Resource Real Estate Opportunity REIT, Inc. (“REIT I”) entered into definitive agreement to acquire Resource Real Estate Opportunity REIT II, Inc. (“REIT II”) on September 8, 2020. As per the terms, REIT I will receive 1.22423 shares of REIT II in a stock-for-stock transaction. Each issued and outstanding share of REIT I's convertible stock, will be converted into the right to receive $0.02 in cash. In a related deal, Resource Real Estate Opportunity REIT II, Inc. entered into definitive agreement to acquire Resource Apartment REIT III, Inc. on September 8, 2020. As a result of combination. continuing REIT II stockholders will own approximately 41.07% of the issued and outstanding shares of the combined company common stock, and former REIT I Stockholders will own approximately 58.39% of the issued and outstanding shares of common stock of the combined company. The combined company will be renamed Resource REIT, Inc. In case of termination, REIT I must pay to REIT II a termination fee of $22.99 million.

REIT I will hold a special meeting of its stockholders on January 26, 2021. In connection with the proposed transactions, on September 8, 2020, the Board of Directors made certain changes to the officers of REIT I. Alan Feldman was appointed President following the resignation of George Carleton and will continue to serve as Chief Executive Officer. Steven Saltzman was appointed Chief Accounting Officer and Vice President and Thomas Elliott was appointed Executive Vice President, Chief Financial Officer and Treasurer. Shelle Weisbaum continues as Chief Legal Officer, Senior Vice President and Secretary.

The transaction is subject to certain closing conditions, including the approval of the mergers by REIT I stockholders, Form S-4 shall have been declared effective by the SEC, consents, authorizations, orders or approvals of each Governmental Authority necessary for the consummation of the Merger, REIT I Designee shall have been elected to the REIT II Board, The REIT I charter amendment shall have become effective, the Contribution Agreement and all ancillary documents or agreements contemplated thereunder shall continue to be legal, valid, binding obligations of and enforceable against, the parties thereto, and shall continue to be in full force and effect and shall have not been subsequently rescinded, supplemented, modified or amended or withdrawn in any way and REIT I and REIT II  shall have received a written opinion, from respective legal advisors, to the effect that the REIT merger will qualify as a reorganization within the meaning of Section 368(a) of the Code.

The merger agreement was entered into after a thorough due diligence and negotiation process.
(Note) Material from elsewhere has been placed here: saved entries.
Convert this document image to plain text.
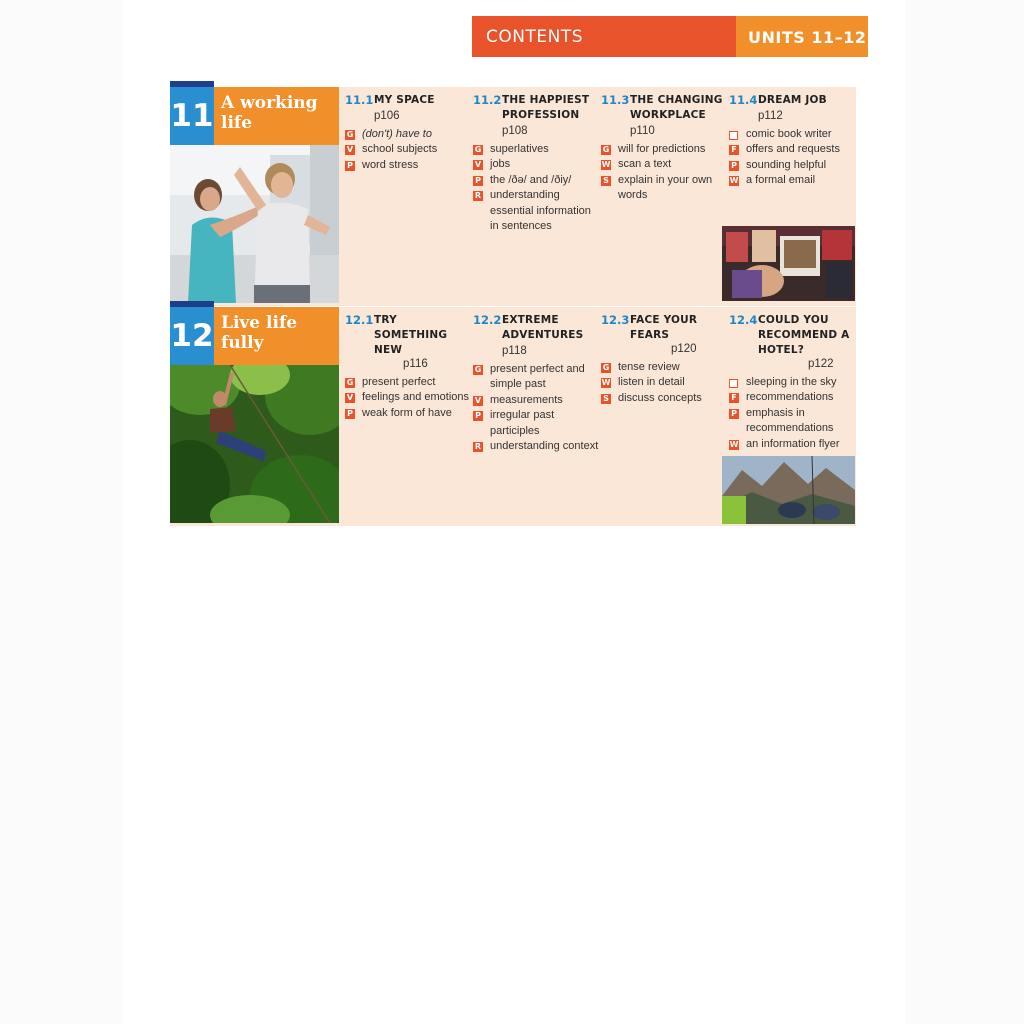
CONTENTS	UNITS 11–12
11 A working life
11.1 MY SPACE
p106
G (don't) have to
V school subjects
P word stress
11.2 THE HAPPIEST PROFESSION
p108
G superlatives
V jobs
P the /ðə/ and /ðiy/
R understanding essential information in sentences
11.3 THE CHANGING WORKPLACE
p110
G will for predictions
W scan a text
S explain in your own words
11.4 DREAM JOB
p112
comic book writer
F offers and requests
P sounding helpful
W a formal email
12 Live life fully
12.1 TRY SOMETHING NEW
p116
G present perfect
V feelings and emotions
P weak form of have
12.2 EXTREME ADVENTURES
p118
G present perfect and simple past
V measurements
P irregular past participles
R understanding context
12.3 FACE YOUR FEARS
p120
G tense review
W listen in detail
S discuss concepts
12.4 COULD YOU RECOMMEND A HOTEL?
p122
sleeping in the sky
F recommendations
P emphasis in recommendations
W an information flyer
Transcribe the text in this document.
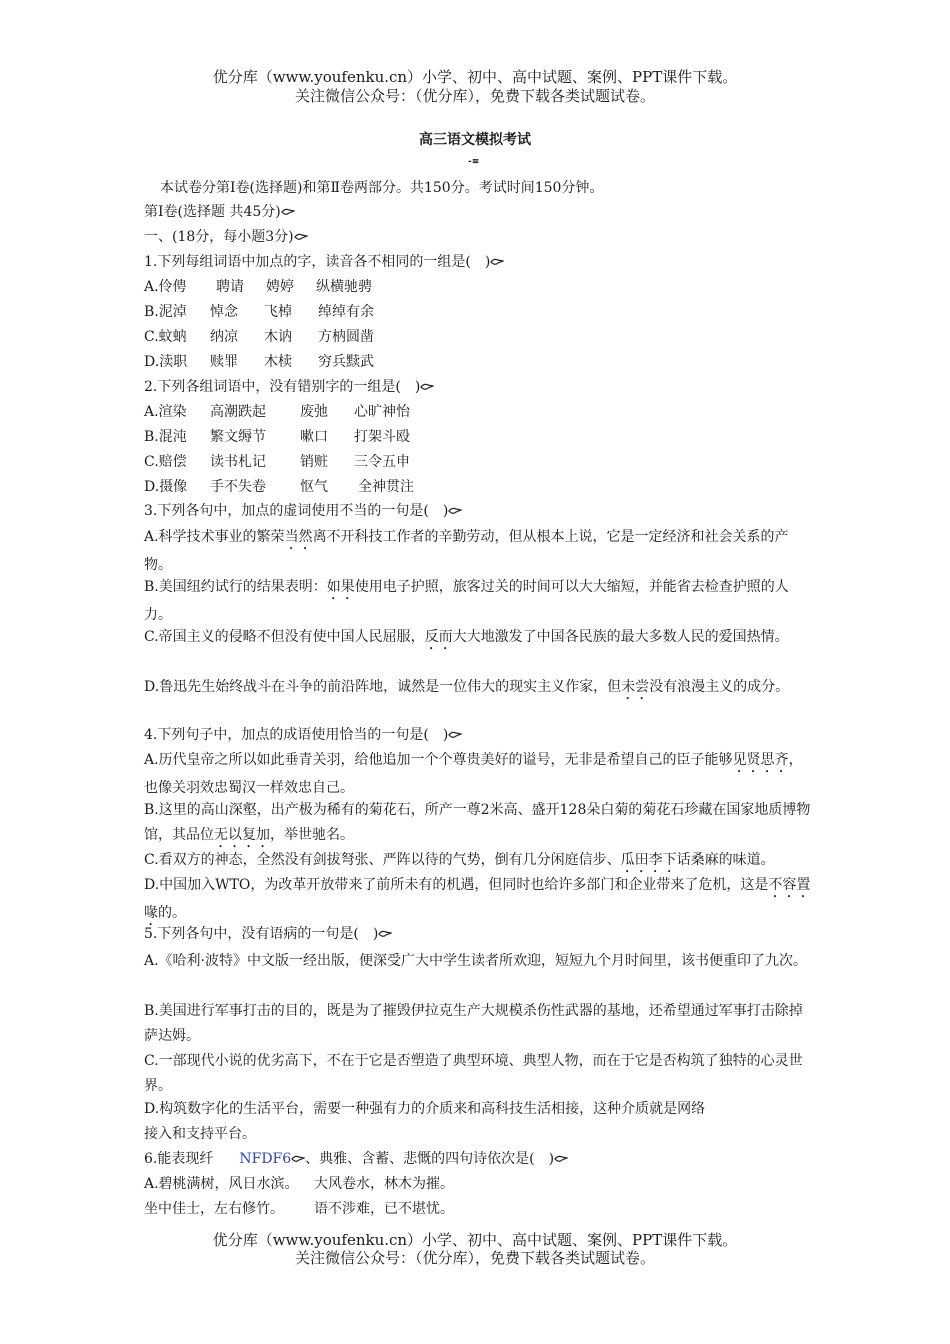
优分库（www.youfenku.cn）小学、初中、高中试题、案例、PPT课件下载。
关注微信公众号：（优分库），免费下载各类试题试卷。
高三语文模拟考试
-≡
本试卷分第Ⅰ卷(选择题)和第Ⅱ卷两部分。共150分。考试时间150分钟。
第Ⅰ卷(选择题 共45分)
一、(18分，每小题3分)
1.下列每组词语中加点的字，读音各不相同的一组是(　)
A.伶俜 聘请 娉婷 纵横驰骋
B.泥淖 悼念 飞棹 绰绰有余
C.蚊蚋 纳凉 木讷 方枘圆凿
D.渎职 赎罪 木椟 穷兵黩武
2.下列各组词语中，没有错别字的一组是(　)
A.渲染 高潮跌起 废弛 心旷神怡
B.混沌 繁文缛节 嗽口 打架斗殴
C.赔偿 读书札记 销赃 三令五申
D.摄像 手不失卷 怄气 全神贯注
3.下列各句中，加点的虚词使用不当的一句是(　)
A.科学技术事业的繁荣当然离不开科技工作者的辛勤劳动，但从根本上说，它是一定经济和社会关系的产物。
B.美国纽约试行的结果表明：如果使用电子护照，旅客过关的时间可以大大缩短，并能省去检查护照的人力。
C.帝国主义的侵略不但没有使中国人民屈服，反而大大地激发了中国各民族的最大多数人民的爱国热情。
D.鲁迅先生始终战斗在斗争的前沿阵地，诚然是一位伟大的现实主义作家，但未尝没有浪漫主义的成分。
4.下列句子中，加点的成语使用恰当的一句是(　)
A.历代皇帝之所以如此垂青关羽，给他追加一个个尊贵美好的谥号，无非是希望自己的臣子能够见贤思齐，也像关羽效忠蜀汉一样效忠自己。
B.这里的高山深壑，出产极为稀有的菊花石，所产一尊2米高、盛开128朵白菊的菊花石珍藏在国家地质博物馆，其品位无以复加，举世驰名。
C.看双方的神态，全然没有剑拔弩张、严阵以待的气势，倒有几分闲庭信步、瓜田李下话桑麻的味道。
D.中国加入WTO，为改革开放带来了前所未有的机遇，但同时也给许多部门和企业带来了危机，这是不容置喙的。
5.下列各句中，没有语病的一句是(　)
A.《哈利·波特》中文版一经出版，便深受广大中学生读者所欢迎，短短九个月时间里，该书便重印了九次。
B.美国进行军事打击的目的，既是为了摧毁伊拉克生产大规模杀伤性武器的基地，还希望通过军事打击除掉萨达姆。
C.一部现代小说的优劣高下，不在于它是否塑造了典型环境、典型人物，而在于它是否构筑了独特的心灵世界。
D.构筑数字化的生活平台，需要一种强有力的介质来和高科技生活相接，这种介质就是网络
接入和支持平台。
6.能表现纤 NFDF6 、典雅、含蓄、悲慨的四句诗依次是(　)
A.碧桃满树，风日水滨。 大风卷水，林木为摧。
坐中佳士，左右修竹。 语不涉难，已不堪忧。
优分库（www.youfenku.cn）小学、初中、高中试题、案例、PPT课件下载。
关注微信公众号：（优分库），免费下载各类试题试卷。
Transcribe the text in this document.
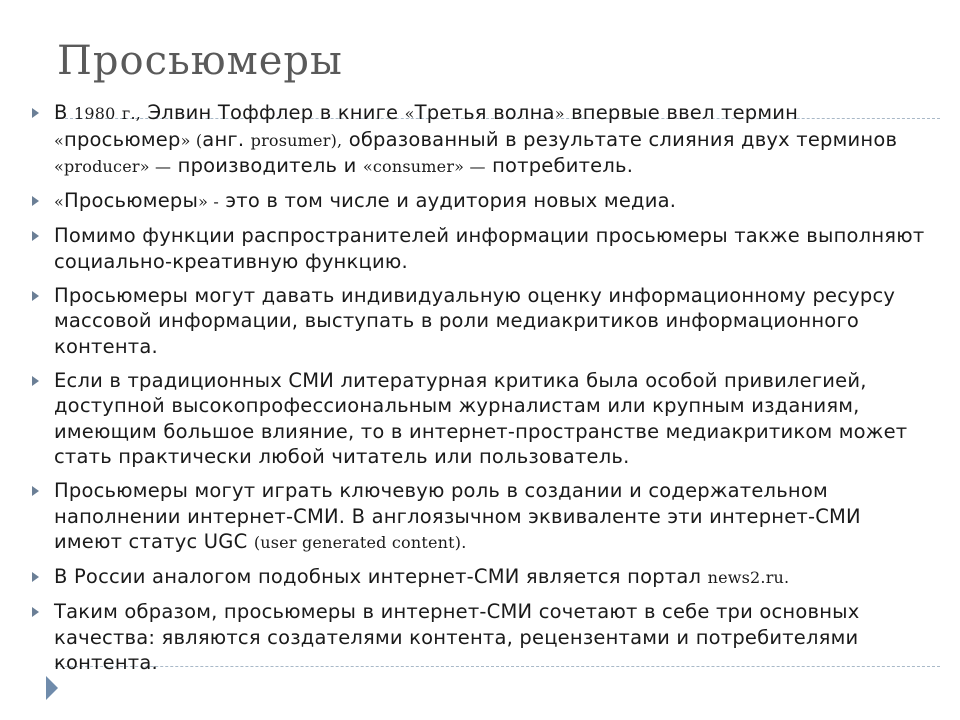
Просьюмеры
В 1980 г., Элвин Тоффлер в книге «Третья волна» впервые ввел термин «просьюмер» (анг. prosumer), образованный в результате слияния двух терминов «producer» — производитель и «consumer» — потребитель.
«Просьюмеры» - это в том числе и аудитория новых медиа.
Помимо функции распространителей информации просьюмеры также выполняют социально-креативную функцию.
Просьюмеры могут давать индивидуальную оценку информационному ресурсу массовой информации, выступать в роли медиакритиков информационного контента.
Если в традиционных СМИ литературная критика была особой привилегией, доступной высокопрофессиональным журналистам или крупным изданиям, имеющим большое влияние, то в интернет-пространстве медиакритиком может стать практически любой читатель или пользователь.
Просьюмеры могут играть ключевую роль в создании и содержательном наполнении интернет-СМИ. В англоязычном эквиваленте эти интернет-СМИ имеют статус UGC (user generated content).
В России аналогом подобных интернет-СМИ является портал news2.ru.
Таким образом, просьюмеры в интернет-СМИ сочетают в себе три основных качества: являются создателями контента, рецензентами и потребителями контента.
The transaction has been unanimously approved by Board of Directors of REIT II and REIT I. On October 22, 2020, the board of directors of REIT I approved the partial resumption of the share redemption program of the REIT I, pursuant to which, subject to significant conditions and limitations of the program, stockholders of the REIT I can have their shares repurchased by REIT I. The resumption will be effective November 22, 2020. The mergers are expected to close concurrently but are not conditioned on the consummation of each other. As of January 26, 2021, REIT I shareholders approved the transaction. The merger transactions are expected to close in the fourth quarter of 2020. As of September 11, 2020, the transaction is expected to close in December 2020. As of October 20, 2020, the merger will be completed in the first quarter of 2021. The merger is expected to be dilutive to estimated net income and funds from operations (“FFO”) for REIT I stockholders.

Houlihan Lokey Capital, Inc. acted as financial advisor and fairness opinion provider and Heath D. Linsky, Domnick Bozzetti and Jay Blaivias of Morrison & Foerster LLP provided legal counsel to REIT II's special committee of the Board of Directors. Robert H. Bergdolt of DLA Piper LLP (US) provided legal counsel to REIT II. Morris, Manning & Martin, LLP acted as legal advisor and Robert A. Stanger & Company, Inc. acted as financial advisor and fairness opinion provider to REIT I's special committee of the board of directors. Eastdil Secured acted as financial advisor and Baker & McKenzie LLP acted as legal counsel to Resource Real Estate, LLC, as the sponsor of Resource Real Estate Opportunity REIT. DST Systems, Inc. acted as exchange agent and registrar to REIT II. Broadridge Financial Solutions, Inc. (NYSE:BR) acted as information agent to REIT I for a fees of approximately $460,000 to solicit and distribute proxies. Robert A. Stanger & Company, Inc. has been paid a fee of $250,000 in connection with this fairness opinion engagement and $880,000, inclusive of the opinion fees in connection with financial advisor services and a fee of approximately $3.62 million contingent upon the completion of the merger.